Get these people to study your company, or brand. And get their candid opinions on where it’s is going.
95% of what they say may not be relevant or useful. But I can guarantee you it will be surprising. And a few of their points may start your brand down the right path to future success.
Marc Stoiber is a creative director, entrepreneur, green brand specialist and writer. He works with clients to build resilient, futureproof brands.

Marc's leadership positions have included VP of Green Innovation at Maddock Douglas, President and Founder of Change Advertising, National Creative Director of Grey Canada and Creative Director of DDB Toronto.

He has helped two ad agencies rise from obscurity to market prominence, and his work has been recognized by virtually every international industry award for advertising and design.

Marc writes on brand innovation for Huffington Post, Fast Company, GreenBiz and Sustainable Life Media.
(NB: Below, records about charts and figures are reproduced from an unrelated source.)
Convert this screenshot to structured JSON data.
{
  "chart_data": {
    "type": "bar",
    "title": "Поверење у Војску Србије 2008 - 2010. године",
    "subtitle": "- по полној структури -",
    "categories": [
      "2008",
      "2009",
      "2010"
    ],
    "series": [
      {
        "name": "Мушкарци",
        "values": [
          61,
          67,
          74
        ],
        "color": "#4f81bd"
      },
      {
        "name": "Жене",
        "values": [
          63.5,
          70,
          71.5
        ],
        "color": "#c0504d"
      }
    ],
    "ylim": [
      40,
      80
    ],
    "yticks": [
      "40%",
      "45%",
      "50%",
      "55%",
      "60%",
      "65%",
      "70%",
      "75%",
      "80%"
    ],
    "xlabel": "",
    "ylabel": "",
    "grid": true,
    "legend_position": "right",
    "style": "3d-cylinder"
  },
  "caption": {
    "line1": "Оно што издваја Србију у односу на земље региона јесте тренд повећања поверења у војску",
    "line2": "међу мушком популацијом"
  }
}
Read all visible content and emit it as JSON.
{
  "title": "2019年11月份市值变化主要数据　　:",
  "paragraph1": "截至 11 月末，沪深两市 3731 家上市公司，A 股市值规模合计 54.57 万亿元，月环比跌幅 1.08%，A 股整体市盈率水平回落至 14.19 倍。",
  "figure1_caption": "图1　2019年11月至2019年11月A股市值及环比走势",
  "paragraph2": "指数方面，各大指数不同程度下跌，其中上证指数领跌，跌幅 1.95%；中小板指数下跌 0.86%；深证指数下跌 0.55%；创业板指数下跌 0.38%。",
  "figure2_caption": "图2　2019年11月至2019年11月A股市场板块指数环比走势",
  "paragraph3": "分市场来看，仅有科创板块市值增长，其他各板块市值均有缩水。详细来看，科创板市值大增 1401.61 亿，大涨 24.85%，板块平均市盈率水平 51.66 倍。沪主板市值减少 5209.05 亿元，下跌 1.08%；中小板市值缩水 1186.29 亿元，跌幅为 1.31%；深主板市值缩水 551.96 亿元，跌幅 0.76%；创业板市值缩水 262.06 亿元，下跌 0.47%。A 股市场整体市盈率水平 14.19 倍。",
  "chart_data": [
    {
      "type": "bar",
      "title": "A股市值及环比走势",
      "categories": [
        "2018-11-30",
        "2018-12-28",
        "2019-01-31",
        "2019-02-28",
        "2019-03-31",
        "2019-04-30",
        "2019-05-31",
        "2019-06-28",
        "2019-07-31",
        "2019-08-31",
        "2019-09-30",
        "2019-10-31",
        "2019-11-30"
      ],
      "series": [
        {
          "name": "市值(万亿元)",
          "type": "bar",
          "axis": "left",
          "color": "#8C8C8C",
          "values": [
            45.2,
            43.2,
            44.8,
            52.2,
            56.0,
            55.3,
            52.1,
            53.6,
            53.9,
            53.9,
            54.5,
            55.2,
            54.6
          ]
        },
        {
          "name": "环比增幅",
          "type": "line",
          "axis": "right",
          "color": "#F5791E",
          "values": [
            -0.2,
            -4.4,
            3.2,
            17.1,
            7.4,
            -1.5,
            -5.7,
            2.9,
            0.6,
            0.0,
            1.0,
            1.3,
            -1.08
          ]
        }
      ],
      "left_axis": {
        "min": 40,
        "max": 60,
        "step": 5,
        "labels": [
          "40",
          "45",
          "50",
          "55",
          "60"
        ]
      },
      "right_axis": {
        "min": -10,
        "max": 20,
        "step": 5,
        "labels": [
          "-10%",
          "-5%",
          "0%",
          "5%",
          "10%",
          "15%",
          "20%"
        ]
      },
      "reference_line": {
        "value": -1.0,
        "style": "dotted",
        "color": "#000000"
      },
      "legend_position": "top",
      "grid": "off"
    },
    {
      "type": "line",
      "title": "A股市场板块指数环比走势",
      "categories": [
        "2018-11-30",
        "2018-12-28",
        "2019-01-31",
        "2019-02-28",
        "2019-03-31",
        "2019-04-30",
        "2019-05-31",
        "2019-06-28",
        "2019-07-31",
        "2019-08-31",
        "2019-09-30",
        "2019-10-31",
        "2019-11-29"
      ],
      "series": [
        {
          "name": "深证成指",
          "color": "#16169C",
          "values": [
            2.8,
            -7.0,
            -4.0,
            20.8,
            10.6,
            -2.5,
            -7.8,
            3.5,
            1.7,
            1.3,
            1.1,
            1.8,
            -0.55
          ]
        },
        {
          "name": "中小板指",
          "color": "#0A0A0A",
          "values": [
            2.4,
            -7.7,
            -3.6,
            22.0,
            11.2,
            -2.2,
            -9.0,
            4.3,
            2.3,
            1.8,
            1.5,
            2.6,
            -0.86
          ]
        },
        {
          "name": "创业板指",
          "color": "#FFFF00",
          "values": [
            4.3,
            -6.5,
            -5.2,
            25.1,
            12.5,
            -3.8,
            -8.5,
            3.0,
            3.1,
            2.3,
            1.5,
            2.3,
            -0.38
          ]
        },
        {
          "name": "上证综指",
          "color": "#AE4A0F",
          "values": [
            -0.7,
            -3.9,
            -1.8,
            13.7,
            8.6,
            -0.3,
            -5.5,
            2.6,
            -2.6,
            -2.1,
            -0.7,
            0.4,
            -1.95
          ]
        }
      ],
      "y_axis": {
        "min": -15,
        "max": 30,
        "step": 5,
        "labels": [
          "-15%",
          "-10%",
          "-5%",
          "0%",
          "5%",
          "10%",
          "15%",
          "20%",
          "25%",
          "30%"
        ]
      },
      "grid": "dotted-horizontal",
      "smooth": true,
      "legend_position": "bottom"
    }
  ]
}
He also speaks on the subject from coast to coast, and has been featured at TED. He can be reached at marc(at)


  1. "Why do more people buy Clorox Greenworks over Seventh Generation? Because they trust Clorox to get the job done."

    I don't think it's as much about trust as the following given a person is wanting to buy green.

    1. Clorox does a lot more marketing.

    2. Clorox has bigger distribution.

    3. Clorox is, or is perceived to be cheaper.

  2. @anonymous,

    On the point of distribution, I believe Marc inferred that even in areas where distribution of both products are available the consumer will still choose Clorox. -Those are some great valid points.